A: No, this is not possible. (Although things like successor and predecessor are definable - e.g. $Pred(x)=y$ iff $y< x$ and $\forall z(z<x\implies z\le y)$.) One way to see this is by considering automorphisms of the structure in question. The map $$f:\mathbb{Z}\rightarrow\mathbb{Z}: z\mapsto z+14$$ (say) is an automorphism of the structure $(\mathbb{Z},\le)$, and hence must preserve any relation or function definable in $(\mathbb{Z},\le)$. However, we have $$3+1=4\quad\mbox{ but }\quad f(3)+f(1)=3+14+1+14=32\color{red}{\not=}18=f(3+1).$$ We can also prove stronger results, concretely classifying all possible relations and functions definable in $(\mathbb{Z},\le)$  (and then just checking that $+$ isn't on the list). But such an approach takes more work.

Of course, this method has drawbacks.
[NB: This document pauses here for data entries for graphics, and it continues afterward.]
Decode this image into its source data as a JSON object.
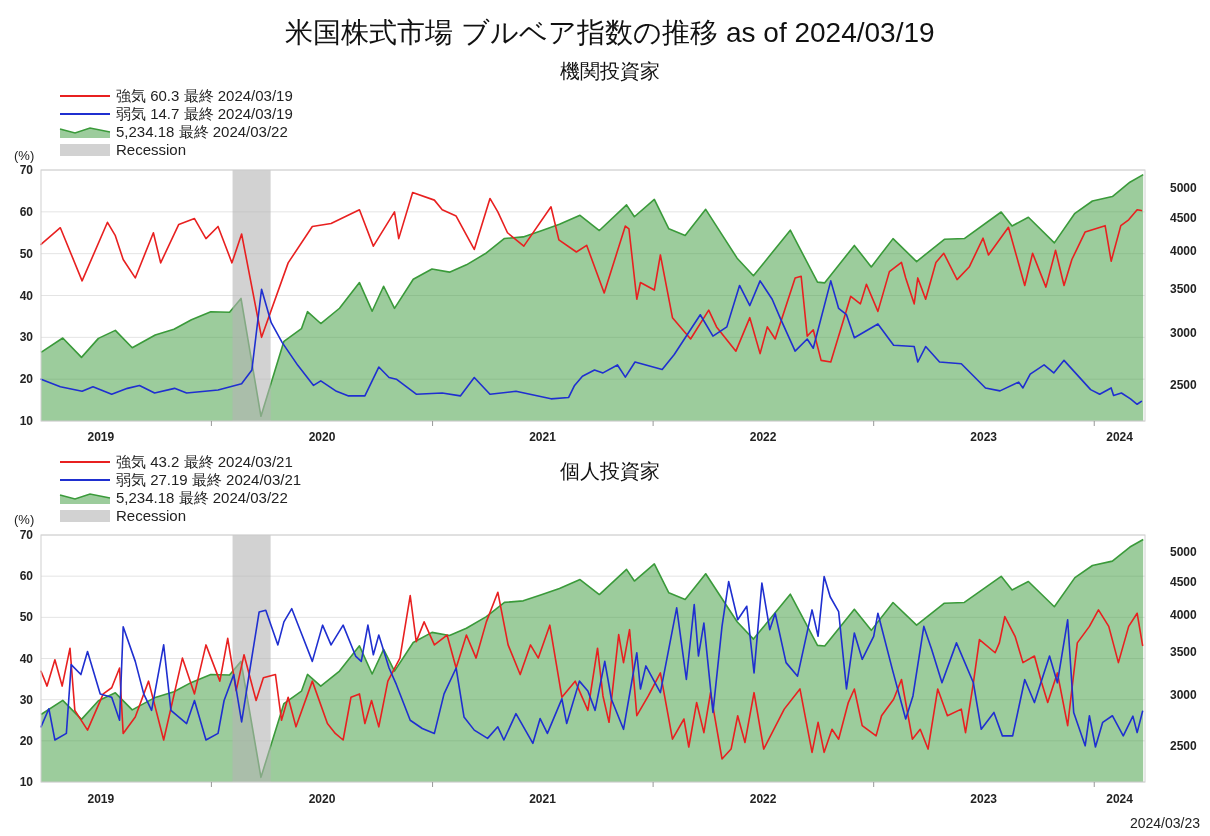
{
  "chart_data": [
    {
      "type": "line",
      "title": "米国株式市場 ブルベア指数の推移 as of  2024/03/19",
      "subtitle": "機関投資家",
      "ylabel": "(%)",
      "xlim": [
        "2019-03-25",
        "2024-03-25"
      ],
      "ylim": [
        10,
        70
      ],
      "yticks": [
        10,
        20,
        30,
        40,
        50,
        60,
        70
      ],
      "y2lim": [
        2200,
        5320
      ],
      "y2ticks": [
        2500,
        3000,
        3500,
        4000,
        4500,
        5000
      ],
      "log": "y2",
      "grid": "y",
      "legend": "top left",
      "xticks": [
        {
          "value": "2019-07-02",
          "label": "2019"
        },
        {
          "value": "2020-01-01",
          "label": null
        },
        {
          "value": "2020-07-02",
          "label": "2020"
        },
        {
          "value": "2021-01-01",
          "label": null
        },
        {
          "value": "2021-07-02",
          "label": "2021"
        },
        {
          "value": "2022-01-01",
          "label": null
        },
        {
          "value": "2022-07-02",
          "label": "2022"
        },
        {
          "value": "2023-01-01",
          "label": null
        },
        {
          "value": "2023-07-02",
          "label": "2023"
        },
        {
          "value": "2024-01-01",
          "label": null
        },
        {
          "value": "2024-02-12",
          "label": "2024"
        }
      ],
      "bands": [
        {
          "axis": "x",
          "from": "2020-02-05",
          "to": "2020-04-08",
          "label": "Recession",
          "color": "#b4b4b4"
        }
      ],
      "series": [
        {
          "name": "強気 60.3 最終 2024/03/19",
          "color": "#e82020",
          "x": [
            "2019-03-25",
            "2019-04-26",
            "2019-06-01",
            "2019-07-13",
            "2019-07-26",
            "2019-08-08",
            "2019-08-28",
            "2019-09-27",
            "2019-10-09",
            "2019-11-08",
            "2019-12-04",
            "2019-12-23",
            "2020-01-12",
            "2020-02-04",
            "2020-02-20",
            "2020-03-24",
            "2020-05-07",
            "2020-06-16",
            "2020-07-17",
            "2020-09-02",
            "2020-09-25",
            "2020-10-30",
            "2020-11-06",
            "2020-11-29",
            "2021-01-04",
            "2021-01-17",
            "2021-02-09",
            "2021-03-11",
            "2021-04-06",
            "2021-04-19",
            "2021-05-05",
            "2021-06-01",
            "2021-07-16",
            "2021-07-29",
            "2021-08-27",
            "2021-09-13",
            "2021-10-12",
            "2021-11-16",
            "2021-11-22",
            "2021-12-05",
            "2021-12-11",
            "2022-01-03",
            "2022-01-13",
            "2022-02-02",
            "2022-03-04",
            "2022-04-03",
            "2022-04-16",
            "2022-05-18",
            "2022-06-10",
            "2022-06-27",
            "2022-07-09",
            "2022-07-22",
            "2022-08-24",
            "2022-09-03",
            "2022-09-13",
            "2022-09-23",
            "2022-10-06",
            "2022-10-22",
            "2022-11-24",
            "2022-12-10",
            "2022-12-20",
            "2023-01-08",
            "2023-01-27",
            "2023-02-16",
            "2023-02-23",
            "2023-03-09",
            "2023-03-15",
            "2023-03-28",
            "2023-04-14",
            "2023-04-27",
            "2023-05-19",
            "2023-06-08",
            "2023-07-01",
            "2023-07-10",
            "2023-08-12",
            "2023-09-08",
            "2023-09-21",
            "2023-10-13",
            "2023-10-29",
            "2023-11-12",
            "2023-11-25",
            "2023-12-17",
            "2024-01-19",
            "2024-01-29",
            "2024-02-14",
            "2024-02-27",
            "2024-03-12",
            "2024-03-19"
          ],
          "values": [
            52.2,
            56.2,
            43.5,
            57.5,
            54.3,
            48.6,
            44.2,
            55,
            47.8,
            57,
            58.4,
            53.6,
            56.5,
            47.8,
            54.7,
            30,
            47.8,
            56.5,
            57.2,
            60.5,
            51.8,
            60,
            53.6,
            64.6,
            62.8,
            60.5,
            59,
            51,
            63.2,
            60,
            55,
            51.8,
            61.2,
            53.3,
            50.4,
            52,
            40.6,
            56.6,
            55.9,
            39.1,
            43.1,
            41.3,
            49.7,
            34.7,
            29.6,
            36.5,
            32.5,
            26.7,
            34.7,
            26.1,
            32.5,
            29.6,
            44.2,
            44.6,
            30.3,
            31.8,
            24.5,
            24.1,
            39.8,
            38,
            42.7,
            36.2,
            45.7,
            47.9,
            44.2,
            38,
            44.2,
            39.1,
            47.9,
            50.1,
            43.8,
            46.8,
            53.7,
            49.7,
            56.3,
            42.4,
            50.1,
            42,
            50.8,
            42.4,
            48.6,
            55.2,
            56.7,
            48.2,
            56.7,
            58.1,
            60.5,
            60.3
          ]
        },
        {
          "name": "弱気 14.7 最終 2024/03/19",
          "color": "#1f2fd0",
          "x": [
            "2019-03-25",
            "2019-04-26",
            "2019-06-01",
            "2019-06-19",
            "2019-07-20",
            "2019-08-15",
            "2019-09-04",
            "2019-09-29",
            "2019-11-01",
            "2019-11-21",
            "2020-01-12",
            "2020-02-20",
            "2020-03-08",
            "2020-03-24",
            "2020-04-09",
            "2020-04-27",
            "2020-05-23",
            "2020-06-18",
            "2020-06-30",
            "2020-07-26",
            "2020-08-15",
            "2020-09-11",
            "2020-10-04",
            "2020-10-21",
            "2020-11-02",
            "2020-12-05",
            "2021-01-17",
            "2021-02-16",
            "2021-03-11",
            "2021-04-06",
            "2021-05-19",
            "2021-07-16",
            "2021-08-14",
            "2021-08-24",
            "2021-09-06",
            "2021-09-26",
            "2021-10-10",
            "2021-11-03",
            "2021-11-16",
            "2021-12-02",
            "2022-01-16",
            "2022-02-05",
            "2022-03-20",
            "2022-04-10",
            "2022-05-03",
            "2022-05-24",
            "2022-06-10",
            "2022-06-27",
            "2022-07-17",
            "2022-07-30",
            "2022-08-24",
            "2022-09-13",
            "2022-09-23",
            "2022-10-22",
            "2022-11-04",
            "2022-11-17",
            "2022-11-30",
            "2023-01-08",
            "2023-02-03",
            "2023-03-09",
            "2023-03-15",
            "2023-03-28",
            "2023-04-20",
            "2023-05-26",
            "2023-07-05",
            "2023-07-29",
            "2023-08-29",
            "2023-09-05",
            "2023-09-17",
            "2023-10-10",
            "2023-10-26",
            "2023-11-12",
            "2023-12-26",
            "2024-01-10",
            "2024-01-29",
            "2024-02-02",
            "2024-02-15",
            "2024-03-01",
            "2024-03-12",
            "2024-03-19"
          ],
          "values": [
            20,
            18.2,
            17.1,
            18.2,
            16.4,
            17.8,
            18.5,
            16.7,
            17.8,
            16.7,
            17.4,
            18.9,
            22.2,
            41.5,
            33.5,
            28.8,
            23.3,
            18.5,
            19.6,
            17.1,
            16,
            16,
            22.9,
            20.4,
            20,
            16.4,
            16.7,
            16,
            20.4,
            16.4,
            17.1,
            15.3,
            15.6,
            18.5,
            20.7,
            22.2,
            21.5,
            23.4,
            20.5,
            24.1,
            22.3,
            25.9,
            35.4,
            30.3,
            32.5,
            42.4,
            37.6,
            43.5,
            39.1,
            34.7,
            26.7,
            29.6,
            27.4,
            43.5,
            36.9,
            35.4,
            29.9,
            33.2,
            28.1,
            27.8,
            24.1,
            27.8,
            24.1,
            23.7,
            17.9,
            17.2,
            19.3,
            17.9,
            21.2,
            23.4,
            21.5,
            24.5,
            17.5,
            16.4,
            17.9,
            16.1,
            16.7,
            15.3,
            14,
            14.7
          ]
        },
        {
          "name": "5,234.18 最終 2024/03/22",
          "color": "#3a9a3a",
          "type": "area",
          "axis": "y2",
          "x": [
            "2019-03-25",
            "2019-04-30",
            "2019-05-31",
            "2019-06-28",
            "2019-07-26",
            "2019-08-23",
            "2019-09-30",
            "2019-10-31",
            "2019-11-29",
            "2019-12-31",
            "2020-01-31",
            "2020-02-19",
            "2020-03-23",
            "2020-04-30",
            "2020-05-29",
            "2020-06-08",
            "2020-06-30",
            "2020-07-31",
            "2020-09-02",
            "2020-09-23",
            "2020-10-12",
            "2020-10-30",
            "2020-11-30",
            "2020-12-31",
            "2021-01-29",
            "2021-02-26",
            "2021-03-31",
            "2021-04-30",
            "2021-05-31",
            "2021-06-30",
            "2021-07-30",
            "2021-09-02",
            "2021-10-04",
            "2021-11-18",
            "2021-12-01",
            "2022-01-03",
            "2022-01-27",
            "2022-02-23",
            "2022-03-29",
            "2022-05-20",
            "2022-06-16",
            "2022-08-16",
            "2022-09-30",
            "2022-10-12",
            "2022-11-30",
            "2022-12-28",
            "2023-02-02",
            "2023-03-13",
            "2023-04-28",
            "2023-05-31",
            "2023-07-31",
            "2023-08-18",
            "2023-09-14",
            "2023-10-27",
            "2023-11-30",
            "2023-12-29",
            "2024-01-31",
            "2024-02-29",
            "2024-03-22"
          ],
          "values": [
            2800,
            2946,
            2752,
            2942,
            3026,
            2847,
            2977,
            3038,
            3141,
            3231,
            3226,
            3386,
            2237,
            2912,
            3044,
            3232,
            3100,
            3271,
            3580,
            3237,
            3534,
            3270,
            3622,
            3756,
            3714,
            3811,
            3973,
            4181,
            4204,
            4298,
            4395,
            4537,
            4300,
            4705,
            4513,
            4797,
            4326,
            4225,
            4632,
            3901,
            3667,
            4305,
            3586,
            3577,
            4080,
            3783,
            4179,
            3855,
            4169,
            4180,
            4589,
            4370,
            4505,
            4117,
            4568,
            4770,
            4846,
            5096,
            5234
          ]
        }
      ]
    },
    {
      "type": "line",
      "title": "個人投資家",
      "ylabel": "(%)",
      "xlim": [
        "2019-03-25",
        "2024-03-25"
      ],
      "ylim": [
        10,
        70
      ],
      "yticks": [
        10,
        20,
        30,
        40,
        50,
        60,
        70
      ],
      "y2lim": [
        2200,
        5320
      ],
      "y2ticks": [
        2500,
        3000,
        3500,
        4000,
        4500,
        5000
      ],
      "log": "y2",
      "grid": "y",
      "legend": "top left",
      "xticks": [
        {
          "value": "2019-07-02",
          "label": "2019"
        },
        {
          "value": "2020-01-01",
          "label": null
        },
        {
          "value": "2020-07-02",
          "label": "2020"
        },
        {
          "value": "2021-01-01",
          "label": null
        },
        {
          "value": "2021-07-02",
          "label": "2021"
        },
        {
          "value": "2022-01-01",
          "label": null
        },
        {
          "value": "2022-07-02",
          "label": "2022"
        },
        {
          "value": "2023-01-01",
          "label": null
        },
        {
          "value": "2023-07-02",
          "label": "2023"
        },
        {
          "value": "2024-01-01",
          "label": null
        },
        {
          "value": "2024-02-12",
          "label": "2024"
        }
      ],
      "bands": [
        {
          "axis": "x",
          "from": "2020-02-05",
          "to": "2020-04-08",
          "label": "Recession",
          "color": "#b4b4b4"
        }
      ],
      "annotations": [
        "2024/03/23"
      ],
      "series": [
        {
          "name": "強気 43.2 最終 2024/03/21",
          "color": "#e82020",
          "x": [
            "2019-03-25",
            "2019-04-04",
            "2019-04-17",
            "2019-04-29",
            "2019-05-12",
            "2019-05-20",
            "2019-06-10",
            "2019-07-06",
            "2019-07-20",
            "2019-08-02",
            "2019-08-08",
            "2019-08-28",
            "2019-09-19",
            "2019-10-14",
            "2019-11-14",
            "2019-12-04",
            "2019-12-23",
            "2020-01-15",
            "2020-01-28",
            "2020-02-11",
            "2020-02-24",
            "2020-03-15",
            "2020-03-27",
            "2020-04-16",
            "2020-04-26",
            "2020-05-07",
            "2020-05-20",
            "2020-06-16",
            "2020-07-11",
            "2020-07-24",
            "2020-08-06",
            "2020-08-19",
            "2020-09-02",
            "2020-09-11",
            "2020-09-22",
            "2020-10-04",
            "2020-10-19",
            "2020-11-08",
            "2020-11-25",
            "2020-12-05",
            "2020-12-18",
            "2021-01-04",
            "2021-01-25",
            "2021-02-09",
            "2021-02-26",
            "2021-03-14",
            "2021-03-31",
            "2021-04-19",
            "2021-05-06",
            "2021-05-26",
            "2021-06-12",
            "2021-06-25",
            "2021-07-14",
            "2021-08-03",
            "2021-08-25",
            "2021-09-15",
            "2021-10-01",
            "2021-10-10",
            "2021-10-20",
            "2021-11-05",
            "2021-11-13",
            "2021-11-23",
            "2021-12-05",
            "2021-12-24",
            "2022-01-13",
            "2022-02-02",
            "2022-02-21",
            "2022-03-01",
            "2022-03-14",
            "2022-03-26",
            "2022-04-06",
            "2022-04-25",
            "2022-05-10",
            "2022-05-21",
            "2022-06-02",
            "2022-06-17",
            "2022-07-03",
            "2022-07-17",
            "2022-08-06",
            "2022-09-01",
            "2022-09-21",
            "2022-10-01",
            "2022-10-11",
            "2022-10-24",
            "2022-11-04",
            "2022-11-20",
            "2022-11-30",
            "2022-12-13",
            "2023-01-05",
            "2023-01-14",
            "2023-02-03",
            "2023-02-16",
            "2023-03-06",
            "2023-03-19",
            "2023-04-01",
            "2023-04-17",
            "2023-05-03",
            "2023-05-26",
            "2023-06-02",
            "2023-06-15",
            "2023-06-25",
            "2023-07-21",
            "2023-07-28",
            "2023-08-06",
            "2023-08-23",
            "2023-09-05",
            "2023-09-24",
            "2023-10-06",
            "2023-10-16",
            "2023-11-01",
            "2023-11-18",
            "2023-12-04",
            "2023-12-24",
            "2024-01-08",
            "2024-01-25",
            "2024-02-10",
            "2024-02-27",
            "2024-03-12",
            "2024-03-21"
          ],
          "values": [
            36.9,
            33.3,
            39.7,
            33.3,
            42.5,
            27.4,
            22.6,
            31.4,
            32.9,
            37.7,
            21.8,
            25.8,
            34.5,
            20.2,
            40.1,
            31.4,
            43.3,
            34.5,
            44.9,
            32.2,
            40.9,
            29.8,
            35.3,
            36.1,
            25,
            30.6,
            23.4,
            34.5,
            24.2,
            21.8,
            20.2,
            30.6,
            31.4,
            24.2,
            29.8,
            23.4,
            34.5,
            40.1,
            55.3,
            44.1,
            48.9,
            43.3,
            45.7,
            37.7,
            45.7,
            40.1,
            48.9,
            56.1,
            43.3,
            36.1,
            43.3,
            40.1,
            48.1,
            30.6,
            34.5,
            27.4,
            42.5,
            30.9,
            24.5,
            45.8,
            39,
            47,
            26.1,
            30.9,
            36.5,
            20.4,
            25.3,
            18.5,
            29.3,
            22,
            31.7,
            15.6,
            18,
            26.1,
            19.6,
            31.7,
            18,
            22,
            27.7,
            32.6,
            17.2,
            24.5,
            17.2,
            22.8,
            20.4,
            29.3,
            32.6,
            23.7,
            21.2,
            26.1,
            30.1,
            34.9,
            20.4,
            22.8,
            18,
            32.6,
            26.1,
            27.7,
            22,
            34.1,
            44.6,
            41.4,
            43.8,
            50.2,
            45.4,
            39,
            40.6,
            34.1,
            29.3,
            36.5,
            23.7,
            43.8,
            47.8,
            51.8,
            47.8,
            39,
            47.8,
            51,
            43.2
          ]
        },
        {
          "name": "弱気 27.19 最終 2024/03/21",
          "color": "#1f2fd0",
          "x": [
            "2019-03-25",
            "2019-04-07",
            "2019-04-17",
            "2019-05-06",
            "2019-05-14",
            "2019-05-30",
            "2019-06-10",
            "2019-07-01",
            "2019-07-20",
            "2019-08-02",
            "2019-08-08",
            "2019-08-28",
            "2019-09-11",
            "2019-09-24",
            "2019-10-14",
            "2019-10-26",
            "2019-11-21",
            "2019-12-04",
            "2019-12-23",
            "2020-01-12",
            "2020-01-22",
            "2020-02-07",
            "2020-02-20",
            "2020-03-06",
            "2020-03-20",
            "2020-03-31",
            "2020-04-20",
            "2020-04-30",
            "2020-05-13",
            "2020-05-30",
            "2020-06-16",
            "2020-07-03",
            "2020-07-17",
            "2020-08-06",
            "2020-08-27",
            "2020-09-05",
            "2020-09-16",
            "2020-09-25",
            "2020-10-04",
            "2020-10-21",
            "2020-11-02",
            "2020-11-25",
            "2020-12-15",
            "2021-01-04",
            "2021-01-20",
            "2021-02-09",
            "2021-02-22",
            "2021-03-11",
            "2021-04-02",
            "2021-04-19",
            "2021-04-29",
            "2021-05-19",
            "2021-06-16",
            "2021-06-28",
            "2021-07-10",
            "2021-08-03",
            "2021-08-11",
            "2021-09-01",
            "2021-09-15",
            "2021-09-27",
            "2021-10-13",
            "2021-10-24",
            "2021-11-13",
            "2021-12-05",
            "2021-12-11",
            "2021-12-20",
            "2022-01-13",
            "2022-02-09",
            "2022-02-25",
            "2022-03-10",
            "2022-03-17",
            "2022-03-26",
            "2022-04-10",
            "2022-04-25",
            "2022-05-06",
            "2022-05-21",
            "2022-06-05",
            "2022-06-17",
            "2022-06-30",
            "2022-07-13",
            "2022-07-22",
            "2022-08-09",
            "2022-08-28",
            "2022-09-21",
            "2022-10-01",
            "2022-10-11",
            "2022-10-21",
            "2022-11-04",
            "2022-11-17",
            "2022-11-30",
            "2022-12-13",
            "2023-01-01",
            "2023-01-08",
            "2023-02-01",
            "2023-02-23",
            "2023-03-07",
            "2023-03-25",
            "2023-04-07",
            "2023-04-24",
            "2023-05-18",
            "2023-06-15",
            "2023-06-28",
            "2023-07-19",
            "2023-08-02",
            "2023-08-19",
            "2023-09-08",
            "2023-09-24",
            "2023-10-19",
            "2023-11-01",
            "2023-11-18",
            "2023-11-28",
            "2023-12-17",
            "2023-12-24",
            "2024-01-03",
            "2024-01-15",
            "2024-01-31",
            "2024-02-18",
            "2024-03-05",
            "2024-03-12",
            "2024-03-21"
          ],
          "values": [
            23.4,
            27.8,
            20.2,
            21.8,
            38.5,
            36.1,
            41.7,
            31.4,
            30.6,
            25,
            47.7,
            39.3,
            31.4,
            27.4,
            43.3,
            27.4,
            24.2,
            29.8,
            20.2,
            21.8,
            29.8,
            36.1,
            24.6,
            38.5,
            51.3,
            51.7,
            43.3,
            48.9,
            52.1,
            45.7,
            39.3,
            48.1,
            43.3,
            48.1,
            40.5,
            39.3,
            48.1,
            40.9,
            45.7,
            37.7,
            33.7,
            25,
            23,
            21.8,
            31.4,
            37.7,
            25.8,
            22.6,
            20.6,
            23.4,
            20.2,
            26.6,
            19.4,
            25.4,
            21.8,
            30.2,
            24.2,
            34.5,
            32.1,
            27.4,
            39.3,
            30.1,
            22.8,
            41.4,
            32.6,
            38.2,
            31.7,
            52.3,
            34.9,
            53.1,
            40.6,
            48.6,
            26.9,
            47.8,
            58.7,
            49.4,
            52.7,
            36.5,
            58.3,
            47,
            51,
            39,
            35.7,
            51.8,
            45.4,
            59.9,
            55,
            51.4,
            32.6,
            46.2,
            39.8,
            45.4,
            51,
            37.3,
            25.3,
            30.9,
            47.8,
            42.2,
            34.1,
            43.8,
            34.1,
            22.8,
            26.9,
            21.2,
            21.2,
            34.9,
            29.3,
            40.6,
            34.1,
            49.4,
            26.9,
            18.8,
            26.1,
            18.5,
            24.5,
            26.1,
            21.2,
            26,
            22,
            27.19
          ]
        },
        {
          "name": "5,234.18 最終 2024/03/22",
          "color": "#3a9a3a",
          "type": "area",
          "axis": "y2",
          "x": [
            "2019-03-25",
            "2019-04-30",
            "2019-05-31",
            "2019-06-28",
            "2019-07-26",
            "2019-08-23",
            "2019-09-30",
            "2019-10-31",
            "2019-11-29",
            "2019-12-31",
            "2020-01-31",
            "2020-02-19",
            "2020-03-23",
            "2020-04-30",
            "2020-05-29",
            "2020-06-08",
            "2020-06-30",
            "2020-07-31",
            "2020-09-02",
            "2020-09-23",
            "2020-10-12",
            "2020-10-30",
            "2020-11-30",
            "2020-12-31",
            "2021-01-29",
            "2021-02-26",
            "2021-03-31",
            "2021-04-30",
            "2021-05-31",
            "2021-06-30",
            "2021-07-30",
            "2021-09-02",
            "2021-10-04",
            "2021-11-18",
            "2021-12-01",
            "2022-01-03",
            "2022-01-27",
            "2022-02-23",
            "2022-03-29",
            "2022-05-20",
            "2022-06-16",
            "2022-08-16",
            "2022-09-30",
            "2022-10-12",
            "2022-11-30",
            "2022-12-28",
            "2023-02-02",
            "2023-03-13",
            "2023-04-28",
            "2023-05-31",
            "2023-07-31",
            "2023-08-18",
            "2023-09-14",
            "2023-10-27",
            "2023-11-30",
            "2023-12-29",
            "2024-01-31",
            "2024-02-29",
            "2024-03-22"
          ],
          "values": [
            2800,
            2946,
            2752,
            2942,
            3026,
            2847,
            2977,
            3038,
            3141,
            3231,
            3226,
            3386,
            2237,
            2912,
            3044,
            3232,
            3100,
            3271,
            3580,
            3237,
            3534,
            3270,
            3622,
            3756,
            3714,
            3811,
            3973,
            4181,
            4204,
            4298,
            4395,
            4537,
            4300,
            4705,
            4513,
            4797,
            4326,
            4225,
            4632,
            3901,
            3667,
            4305,
            3586,
            3577,
            4080,
            3783,
            4179,
            3855,
            4169,
            4180,
            4589,
            4370,
            4505,
            4117,
            4568,
            4770,
            4846,
            5096,
            5234
          ]
        }
      ]
    }
  ]
}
For example, consider the expansion $(\mathbb{Z},0,\le)$. This structure is rigid (= no nontrivial automorphisms), so we can't use the argument above to show that anything is undefinable. Yet addition is still undefinable in this structure - it just requires a more intricate argument, such as Eric Wofsey's answer. Relevant tools for proving general undefinability results include Ehrenfeucht-Fraisse games and quantifier elimination (of expansions).